27. On a consacré la Poésie & la Musique aux dieux. En effet, il y a dans les chants & dans la versification, toute la variété qu’il convient d’introduire dans les hymnes qu’on destine à l’évocation des dieux. Chaque dieu a son caractere. Chaque évocation a sa forme & exige sa mélodie. L’ame avoit entendu l’harmonie des cieux, avant que d’être exilée dans un corps. Si quelques accens analogues à ces accens divins, dont elle ne perd jamais entierement la mémoire, viennent à la frapper, elle tressaillit, elle s’y livre, elle en est transportée. Jamblique se précipite ici dans toutes les especes de divinations, sotises magnifiques à-travers lesquelles nous n’avons pas le courage de le suivre. On peut voir dans cet auteur ou dans l’histoire critique de la philosophie de M. Brucker, toutes les rêveries de l’Eclectisme théologique, sur la puissance des dieux, sur l’Illumination, sur les invocations, la magie, les prêtres, & la nécessité de l’action de la fumée des victimes sur les dieux, &c.

28. La justice des dieux n’est point la justice des hommes.
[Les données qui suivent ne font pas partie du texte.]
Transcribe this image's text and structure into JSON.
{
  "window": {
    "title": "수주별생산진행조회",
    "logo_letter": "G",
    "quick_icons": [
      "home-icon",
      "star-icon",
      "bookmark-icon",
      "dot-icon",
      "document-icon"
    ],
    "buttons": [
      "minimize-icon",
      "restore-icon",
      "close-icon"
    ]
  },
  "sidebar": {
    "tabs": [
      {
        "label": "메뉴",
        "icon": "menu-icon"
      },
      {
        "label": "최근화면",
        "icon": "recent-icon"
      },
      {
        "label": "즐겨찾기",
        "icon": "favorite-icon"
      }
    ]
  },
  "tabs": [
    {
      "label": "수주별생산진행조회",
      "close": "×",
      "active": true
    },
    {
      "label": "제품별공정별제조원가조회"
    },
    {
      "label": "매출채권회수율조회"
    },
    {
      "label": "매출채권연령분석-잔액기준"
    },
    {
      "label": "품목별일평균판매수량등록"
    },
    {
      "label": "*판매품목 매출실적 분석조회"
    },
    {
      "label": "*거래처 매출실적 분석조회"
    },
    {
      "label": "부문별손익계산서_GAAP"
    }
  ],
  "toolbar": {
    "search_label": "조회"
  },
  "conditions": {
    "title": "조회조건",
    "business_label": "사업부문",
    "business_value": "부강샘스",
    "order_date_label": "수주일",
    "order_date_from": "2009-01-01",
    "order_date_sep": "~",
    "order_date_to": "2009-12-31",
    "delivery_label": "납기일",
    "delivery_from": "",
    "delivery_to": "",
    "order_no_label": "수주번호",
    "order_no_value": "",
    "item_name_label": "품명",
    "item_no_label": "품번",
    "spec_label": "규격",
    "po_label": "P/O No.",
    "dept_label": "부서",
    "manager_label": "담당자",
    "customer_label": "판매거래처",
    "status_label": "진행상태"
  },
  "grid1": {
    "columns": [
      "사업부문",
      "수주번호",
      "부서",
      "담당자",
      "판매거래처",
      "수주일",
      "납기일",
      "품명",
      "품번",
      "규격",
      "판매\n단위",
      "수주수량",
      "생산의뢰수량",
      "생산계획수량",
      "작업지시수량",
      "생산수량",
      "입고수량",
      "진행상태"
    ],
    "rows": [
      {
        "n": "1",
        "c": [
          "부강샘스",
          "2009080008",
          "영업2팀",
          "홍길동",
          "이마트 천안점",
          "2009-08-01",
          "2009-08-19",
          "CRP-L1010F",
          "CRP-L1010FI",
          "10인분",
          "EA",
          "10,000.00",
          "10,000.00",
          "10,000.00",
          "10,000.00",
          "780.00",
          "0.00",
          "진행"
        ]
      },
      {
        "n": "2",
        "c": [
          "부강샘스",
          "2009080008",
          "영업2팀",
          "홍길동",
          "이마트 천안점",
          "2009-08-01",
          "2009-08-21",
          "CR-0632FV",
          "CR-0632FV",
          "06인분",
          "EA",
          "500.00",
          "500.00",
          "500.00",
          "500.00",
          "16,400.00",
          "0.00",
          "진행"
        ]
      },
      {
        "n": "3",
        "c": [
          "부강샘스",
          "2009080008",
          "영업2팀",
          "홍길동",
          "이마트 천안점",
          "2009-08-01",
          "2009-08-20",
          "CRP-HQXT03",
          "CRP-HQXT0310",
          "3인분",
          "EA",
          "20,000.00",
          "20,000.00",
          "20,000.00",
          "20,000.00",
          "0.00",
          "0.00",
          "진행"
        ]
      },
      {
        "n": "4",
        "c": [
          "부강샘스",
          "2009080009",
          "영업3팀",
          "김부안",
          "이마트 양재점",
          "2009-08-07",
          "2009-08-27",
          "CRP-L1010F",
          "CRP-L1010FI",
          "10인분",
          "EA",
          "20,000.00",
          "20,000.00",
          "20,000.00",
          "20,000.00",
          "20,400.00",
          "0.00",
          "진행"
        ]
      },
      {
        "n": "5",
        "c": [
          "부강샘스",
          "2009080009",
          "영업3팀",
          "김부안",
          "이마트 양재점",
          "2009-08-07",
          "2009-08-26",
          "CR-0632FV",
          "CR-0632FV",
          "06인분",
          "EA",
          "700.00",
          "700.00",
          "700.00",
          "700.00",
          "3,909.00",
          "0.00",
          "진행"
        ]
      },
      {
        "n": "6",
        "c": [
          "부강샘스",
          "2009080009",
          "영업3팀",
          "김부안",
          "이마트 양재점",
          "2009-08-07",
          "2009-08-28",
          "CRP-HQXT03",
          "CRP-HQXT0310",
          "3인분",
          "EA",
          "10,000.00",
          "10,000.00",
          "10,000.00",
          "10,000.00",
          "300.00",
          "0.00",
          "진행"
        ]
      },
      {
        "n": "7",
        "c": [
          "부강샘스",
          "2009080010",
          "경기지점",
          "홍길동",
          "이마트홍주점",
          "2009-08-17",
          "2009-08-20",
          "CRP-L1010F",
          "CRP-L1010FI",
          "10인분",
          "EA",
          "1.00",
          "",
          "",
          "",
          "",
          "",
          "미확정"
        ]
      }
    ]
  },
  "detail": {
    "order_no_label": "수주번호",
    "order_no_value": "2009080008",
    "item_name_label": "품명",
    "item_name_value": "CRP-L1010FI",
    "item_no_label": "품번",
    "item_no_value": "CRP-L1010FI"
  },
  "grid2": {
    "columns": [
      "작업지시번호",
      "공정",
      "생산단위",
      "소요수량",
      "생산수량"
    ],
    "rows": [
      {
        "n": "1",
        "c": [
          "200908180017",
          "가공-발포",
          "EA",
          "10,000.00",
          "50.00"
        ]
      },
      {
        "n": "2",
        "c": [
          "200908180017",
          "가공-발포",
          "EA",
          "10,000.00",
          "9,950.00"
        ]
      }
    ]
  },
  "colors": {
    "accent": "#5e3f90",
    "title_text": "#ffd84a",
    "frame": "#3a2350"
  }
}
L’homme définit la justice sur des rapports tirés de sa vie actuelle & de son état présent. Les dieux la définissent relativement à ses existences successives & à l’universalité de nos vies.

29. La plûpart des hommes n’ont point de liberté, & sont enchaînés par le destin, &c.

Principes de la Théogonie éclectique. 1. Il est un Dieu de toute la nature, le principe de toute génération, la cause des puissances élémentaires, supérieur à tous les dieux, en qui tout existe, immatériel, incorporel, maître de la nature, subsistant de toute éternité par lui-même, premier, indivisible & indivisé, tout par lui-même, tout en lui-même, antérieur à toutes choses, même aux principes universaux & aux causes générales des êtres, immobile, renfermé dans la solitude de son unité, la source des idées, des intelligibles, des possibilités, se suffisant, pere des essences & de l’entité, antérieur au principe intelligible. Son nom est Noetarque.

2. Emeth est après Noetarque ; c’est l’intelligence divine qui se connoît elle-même, d’où toutes les intelligences sont émanées, qui les ramene toutes dans son sein, comme dans un abysme ; les Egyptiens plaçoient Eicton avant Emeth ; c’étoit la premiere idée exemplaire ; on adoroit Eicton par le silence.

3. Après ces dieux, viennent Amem, Ptha & Osiris, qui président à la génération des êtres apparens, dieux conservateurs de la sagesse, & ses ministres dans les tems où elle engendroit les êtres & produisoit la force secrete des causes.

4. Il y a quatre puissances mâles & quatre puissances femelles au-dessus des élémens & de leurs vertus. Elles résident dans le soleil. Celle qui dirige la nature dans ses fonctions génératrices a son domicile dans la lune.